I’d agree with your exception for technical classes such as general chemistry, not closely related to the core mission of LessWrong. However, if you choose to get involved in computer science related discussions on this forum, you had better punch your weight.
A second related question is whether there’s a possibility of building a college course—or college-like course, perhaps a MOOC—specifically revolving around mastery of the content in LessWrong (perhaps starting with the Sequences).
Aha, mastery is the question, isn’t it? I have no full answer for that. I hope some other LessWrongers will have.
With that said, the stupid questions forum is potentially better for specific questions than you could get from most graduate student tutors.
I’m at least mildly creeped out by occasional cultish behavior on LessWrong. But every cause wants to be a cult
Eliezer said so, so therefore it is Truth.
Not sure if it involves supply of executive function , but I’m reminded of Kaj_Solata’s own post to like each other, sing and dance in synchrony . He specifically mentioned military drill as an example.
I suspect that “executive function” as an individual is very different from executive function in the context of a highly collective institution like a military unit.
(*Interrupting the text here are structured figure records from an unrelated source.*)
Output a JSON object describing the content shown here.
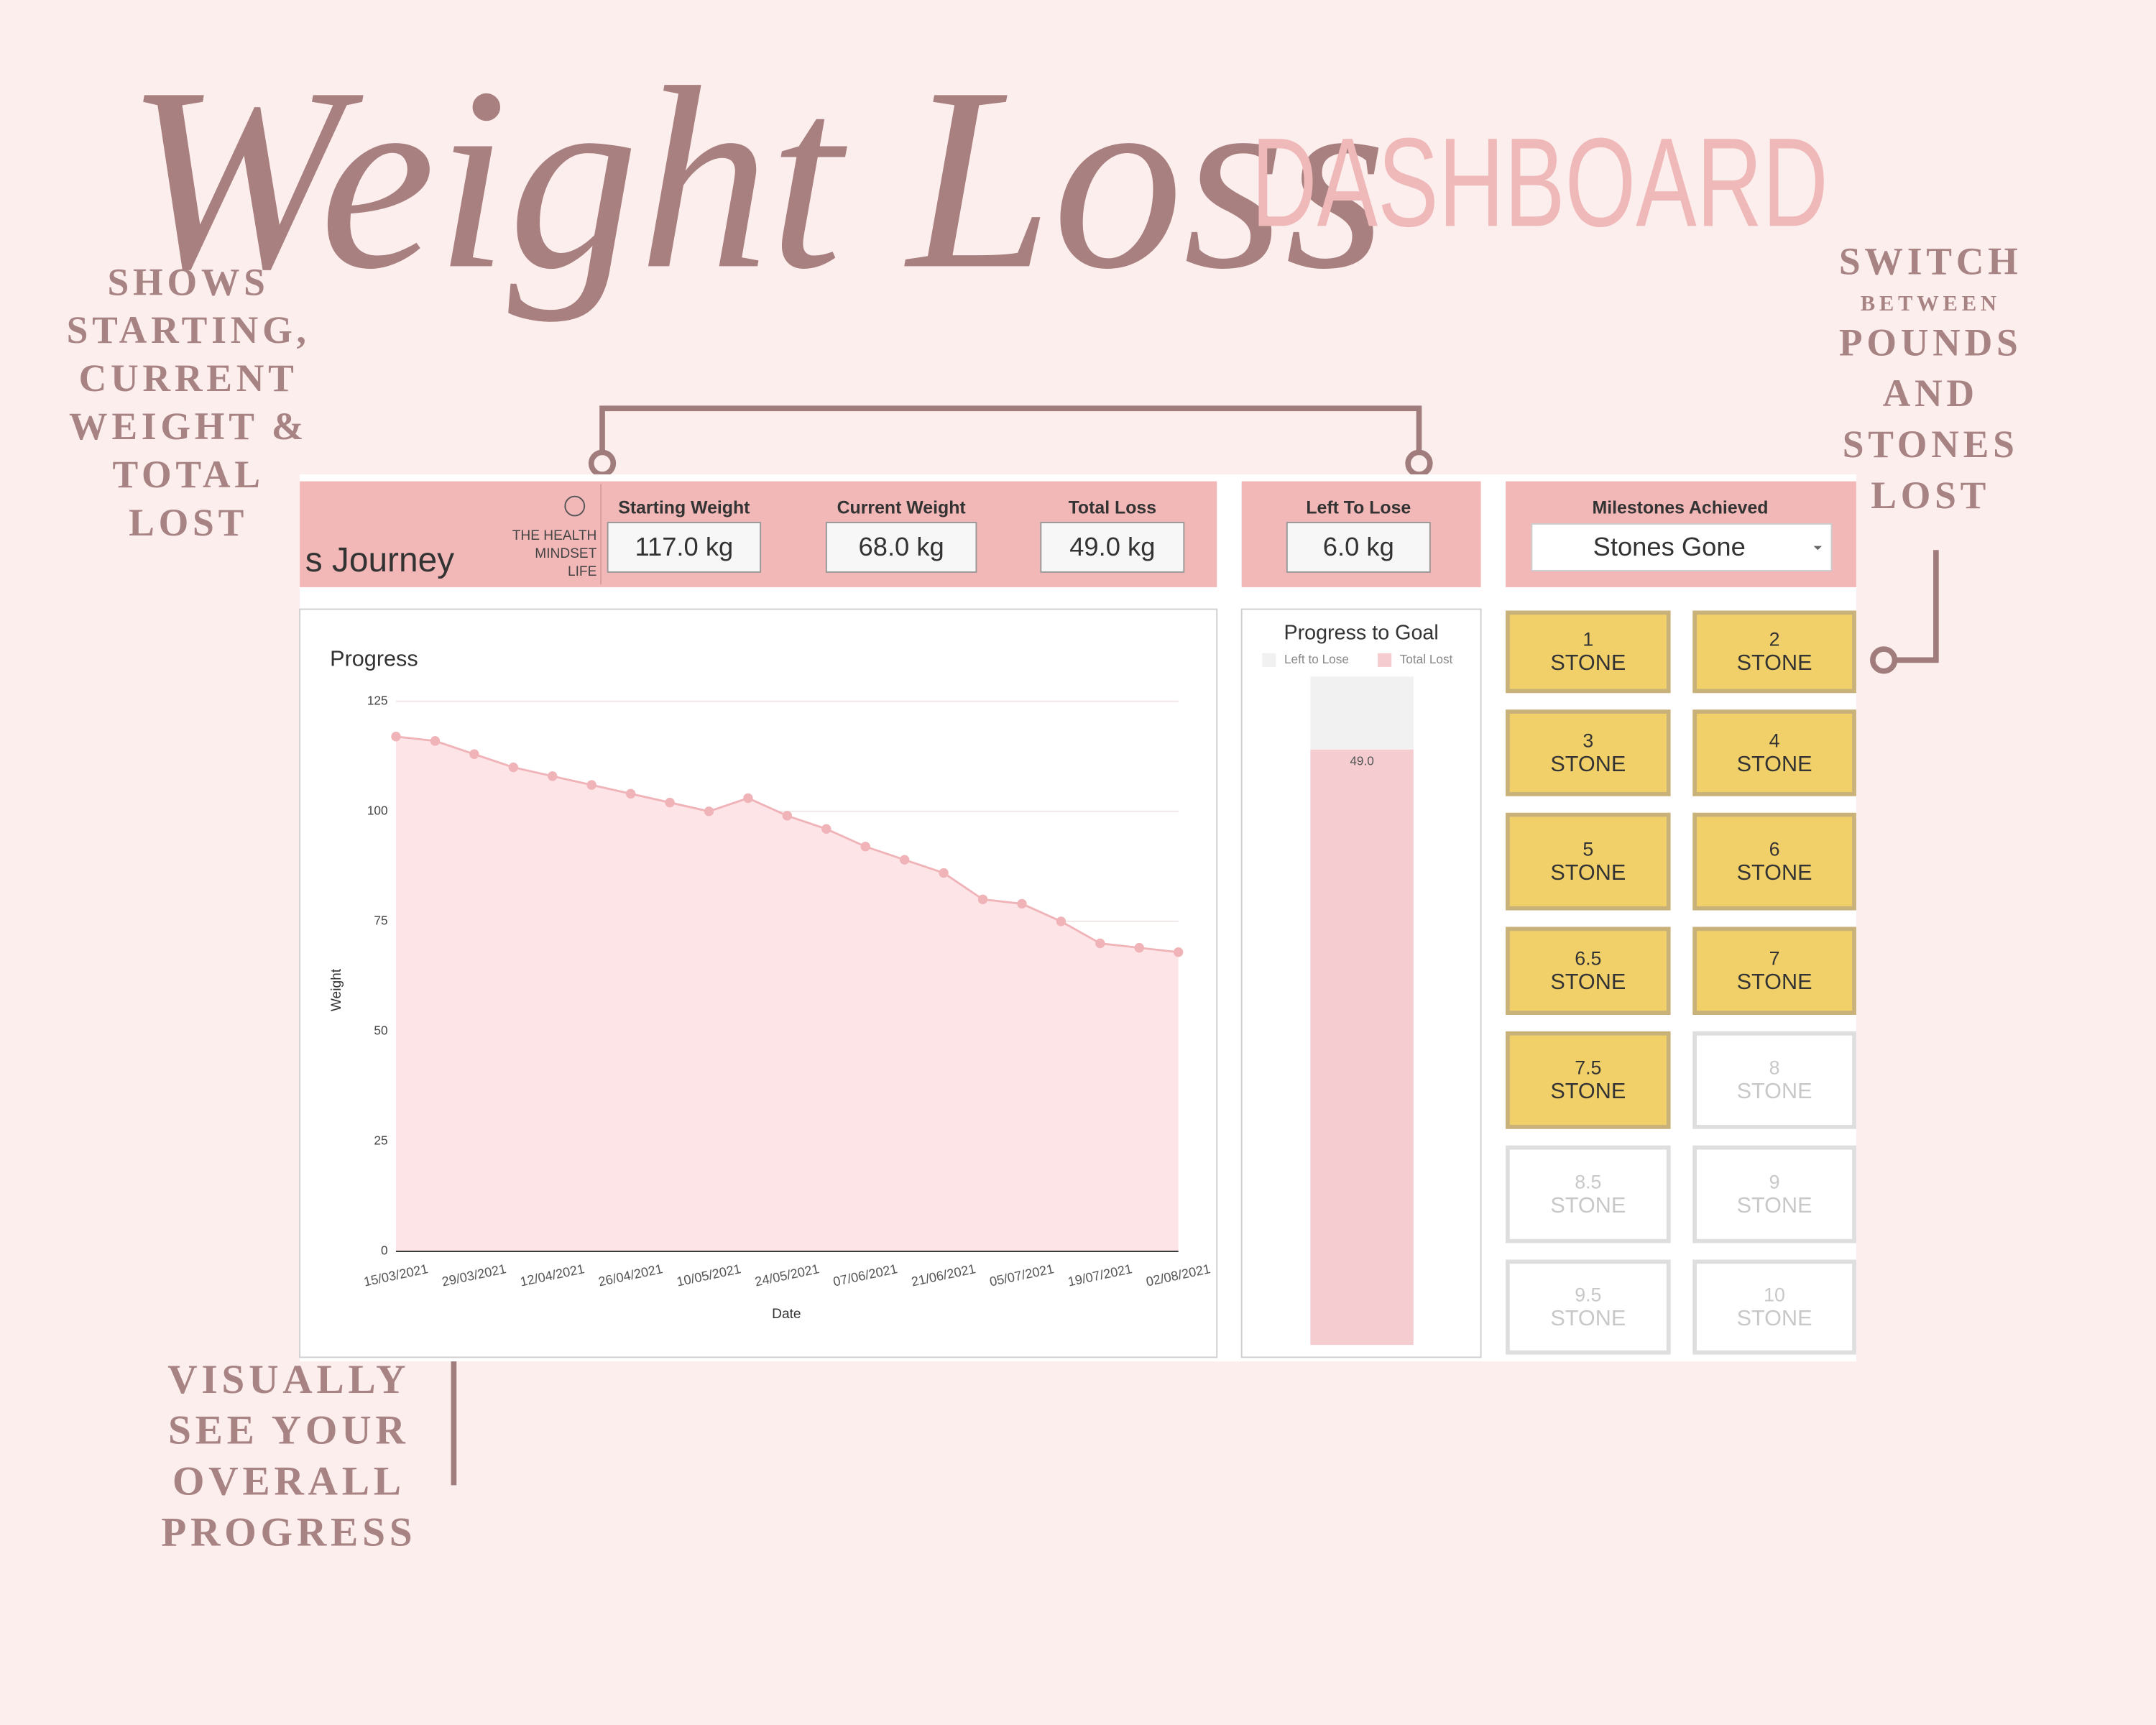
{
  "header": {
    "title": "Weight Loss",
    "subtitle": "DASHBOARD"
  },
  "annotations": {
    "stats": [
      "SHOWS",
      "STARTING,",
      "CURRENT",
      "WEIGHT &",
      "TOTAL",
      "LOST"
    ],
    "units": [
      "SWITCH",
      "BETWEEN",
      "POUNDS",
      "AND",
      "STONES",
      "LOST"
    ],
    "progress": [
      "VISUALLY",
      "SEE YOUR",
      "OVERALL",
      "PROGRESS"
    ]
  },
  "dashboard": {
    "journey": "s Journey",
    "logo": [
      "THE HEALTH",
      "MINDSET",
      "LIFE"
    ],
    "stats": [
      {
        "label": "Starting Weight",
        "value": "117.0 kg"
      },
      {
        "label": "Current Weight",
        "value": "68.0 kg"
      },
      {
        "label": "Total Loss",
        "value": "49.0 kg"
      },
      {
        "label": "Left To Lose",
        "value": "6.0 kg"
      }
    ],
    "milestones": {
      "title": "Milestones Achieved",
      "selector": "Stones Gone",
      "items": [
        {
          "number": "1",
          "unit": "STONE",
          "achieved": true
        },
        {
          "number": "2",
          "unit": "STONE",
          "achieved": true
        },
        {
          "number": "3",
          "unit": "STONE",
          "achieved": true
        },
        {
          "number": "4",
          "unit": "STONE",
          "achieved": true
        },
        {
          "number": "5",
          "unit": "STONE",
          "achieved": true
        },
        {
          "number": "6",
          "unit": "STONE",
          "achieved": true
        },
        {
          "number": "6.5",
          "unit": "STONE",
          "achieved": true
        },
        {
          "number": "7",
          "unit": "STONE",
          "achieved": true
        },
        {
          "number": "7.5",
          "unit": "STONE",
          "achieved": true
        },
        {
          "number": "8",
          "unit": "STONE",
          "achieved": false
        },
        {
          "number": "8.5",
          "unit": "STONE",
          "achieved": false
        },
        {
          "number": "9",
          "unit": "STONE",
          "achieved": false
        },
        {
          "number": "9.5",
          "unit": "STONE",
          "achieved": false
        },
        {
          "number": "10",
          "unit": "STONE",
          "achieved": false
        }
      ]
    }
  },
  "chart_data": [
    {
      "type": "area",
      "title": "Progress",
      "x_label": "Date",
      "y_label": "Weight",
      "categories": [
        "15/03/2021",
        null,
        "29/03/2021",
        null,
        "12/04/2021",
        null,
        "26/04/2021",
        null,
        "10/05/2021",
        null,
        "24/05/2021",
        null,
        "07/06/2021",
        null,
        "21/06/2021",
        null,
        "05/07/2021",
        null,
        "19/07/2021",
        null,
        "02/08/2021"
      ],
      "values": [
        117,
        116,
        113,
        110,
        108,
        106,
        104,
        102,
        100,
        103,
        99,
        96,
        92,
        89,
        86,
        80,
        79,
        75,
        70,
        69,
        68
      ],
      "color": "#efb3b8",
      "fill": "#fde5e7",
      "ylim": [
        0,
        125
      ],
      "yticks": [
        0,
        25,
        50,
        75,
        100,
        125
      ],
      "grid": true
    },
    {
      "type": "bar",
      "title": "Progress to Goal",
      "stacked": true,
      "categories": [
        null
      ],
      "series": [
        {
          "name": "Left to Lose",
          "color": "#f1f1f1",
          "values": [
            6
          ]
        },
        {
          "name": "Total Lost",
          "color": "#f5cdd0",
          "values": [
            49
          ],
          "value_labels": [
            "49.0"
          ]
        }
      ],
      "ylim": [
        0,
        55
      ]
    }
  ]
}
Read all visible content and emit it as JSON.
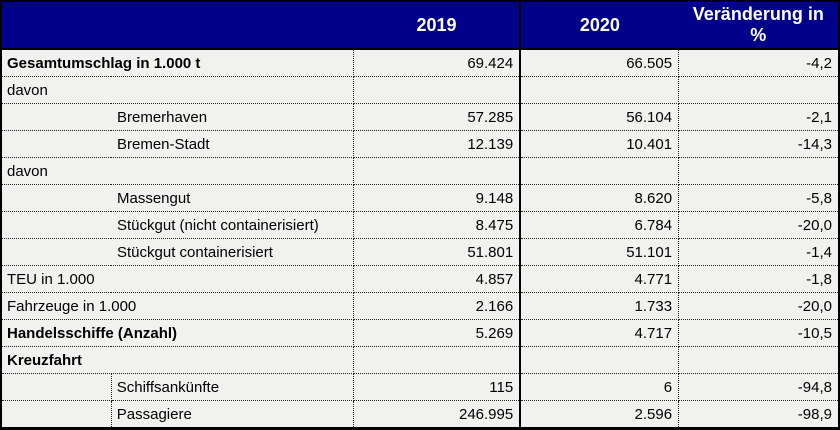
{
  "header": {
    "label": "",
    "col_2019": "2019",
    "col_2020": "2020",
    "col_change": "Veränderung in %"
  },
  "rows": [
    {
      "name": "gesamtumschlag",
      "label": "Gesamtumschlag in 1.000 t",
      "style": "bold",
      "indent": 0,
      "v2019": "69.424",
      "v2020": "66.505",
      "change": "-4,2"
    },
    {
      "name": "davon-1",
      "label": "davon",
      "style": "regular",
      "indent": 0,
      "v2019": "",
      "v2020": "",
      "change": ""
    },
    {
      "name": "bremerhaven",
      "label": "Bremerhaven",
      "style": "regular",
      "indent": 1,
      "v2019": "57.285",
      "v2020": "56.104",
      "change": "-2,1"
    },
    {
      "name": "bremen-stadt",
      "label": "Bremen-Stadt",
      "style": "regular",
      "indent": 1,
      "v2019": "12.139",
      "v2020": "10.401",
      "change": "-14,3"
    },
    {
      "name": "davon-2",
      "label": "davon",
      "style": "regular",
      "indent": 0,
      "v2019": "",
      "v2020": "",
      "change": ""
    },
    {
      "name": "massengut",
      "label": "Massengut",
      "style": "regular",
      "indent": 1,
      "v2019": "9.148",
      "v2020": "8.620",
      "change": "-5,8"
    },
    {
      "name": "stueckgut-nicht-containerisiert",
      "label": "Stückgut (nicht containerisiert)",
      "style": "regular",
      "indent": 1,
      "v2019": "8.475",
      "v2020": "6.784",
      "change": "-20,0"
    },
    {
      "name": "stueckgut-containerisiert",
      "label": "Stückgut containerisiert",
      "style": "regular",
      "indent": 1,
      "v2019": "51.801",
      "v2020": "51.101",
      "change": "-1,4"
    },
    {
      "name": "teu",
      "label": "TEU in 1.000",
      "style": "regular",
      "indent": 0,
      "v2019": "4.857",
      "v2020": "4.771",
      "change": "-1,8"
    },
    {
      "name": "fahrzeuge",
      "label": "Fahrzeuge in 1.000",
      "style": "regular",
      "indent": 0,
      "v2019": "2.166",
      "v2020": "1.733",
      "change": "-20,0"
    },
    {
      "name": "handelsschiffe",
      "label": "Handelsschiffe (Anzahl)",
      "style": "bold",
      "indent": 0,
      "v2019": "5.269",
      "v2020": "4.717",
      "change": "-10,5"
    },
    {
      "name": "kreuzfahrt",
      "label": "Kreuzfahrt",
      "style": "bold",
      "indent": 0,
      "v2019": "",
      "v2020": "",
      "change": ""
    },
    {
      "name": "schiffsankuenfte",
      "label": "Schiffsankünfte",
      "style": "regular",
      "indent": 2,
      "v2019": "115",
      "v2020": "6",
      "change": "-94,8"
    },
    {
      "name": "passagiere",
      "label": "Passagiere",
      "style": "regular",
      "indent": 2,
      "v2019": "246.995",
      "v2020": "2.596",
      "change": "-98,9"
    }
  ],
  "colors": {
    "header_bg": "#01018a",
    "header_text": "#ffffff",
    "body_bg": "#f1f1f0",
    "border": "#000000",
    "dotted": "#222222"
  }
}
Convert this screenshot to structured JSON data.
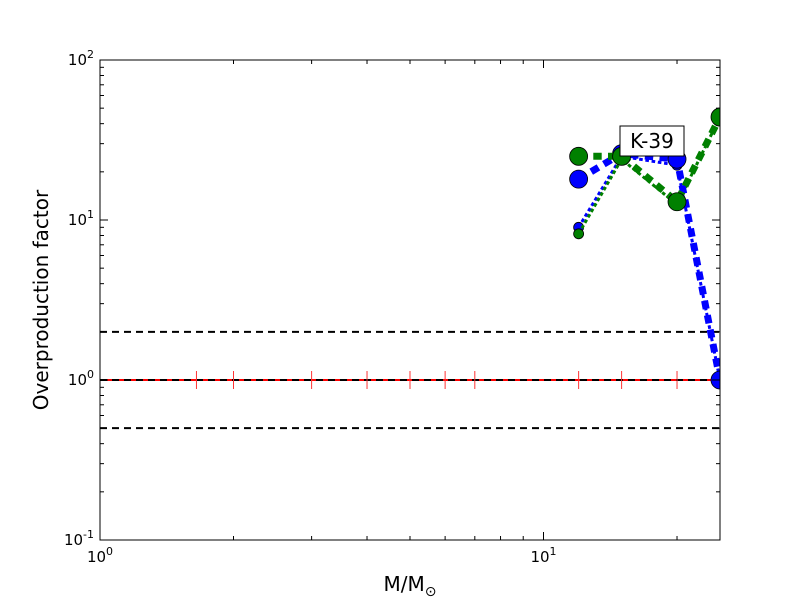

Personally, I’m desperately hoping for a near-term Gattaca solution, by which ordinary or defective parents can, by genetic engineering, cheaply optimize their children’s tendencies towards all good things, at least as determined by genotype, including ethical behavior and competence, in one generation. Screw this grossly inefficient and natural selection nonsense.
I know the movie presented this as a dystopia, in which the elite were apparently chosen mostly to be tall and good-looking. Ethan Hawke’s character, born naturally, was short and was supposedly ugly. Only in the movies, Ethan. But he had gumption and grit and character, which (in the movie) had no genetic component, enabling him to beat out all his supposed superiors. I call shenanigans on that philosophy. I suspect that gumption and grit and character do have a genetic component, which I would wish my own descendants to have.
The infamous Steve Sailer has written a lot about cousin marriage , which, in practice, seems to be correlated with arranged marriage in many cultures (including the European royals in past centuries). Perhaps a lot of arranged marriages in practice may lead to inbreeding, with the genetic dangers that follow.
I’m also wondering about the effects of anonymous sperm banks, where relatively well-off women may pay to choose a biological father on the basis of—whatever available information they may choose to consider. What factors, in a man they will never meet, do they choose for their offspring?
There’s an app for that, at least on the IT Crowd.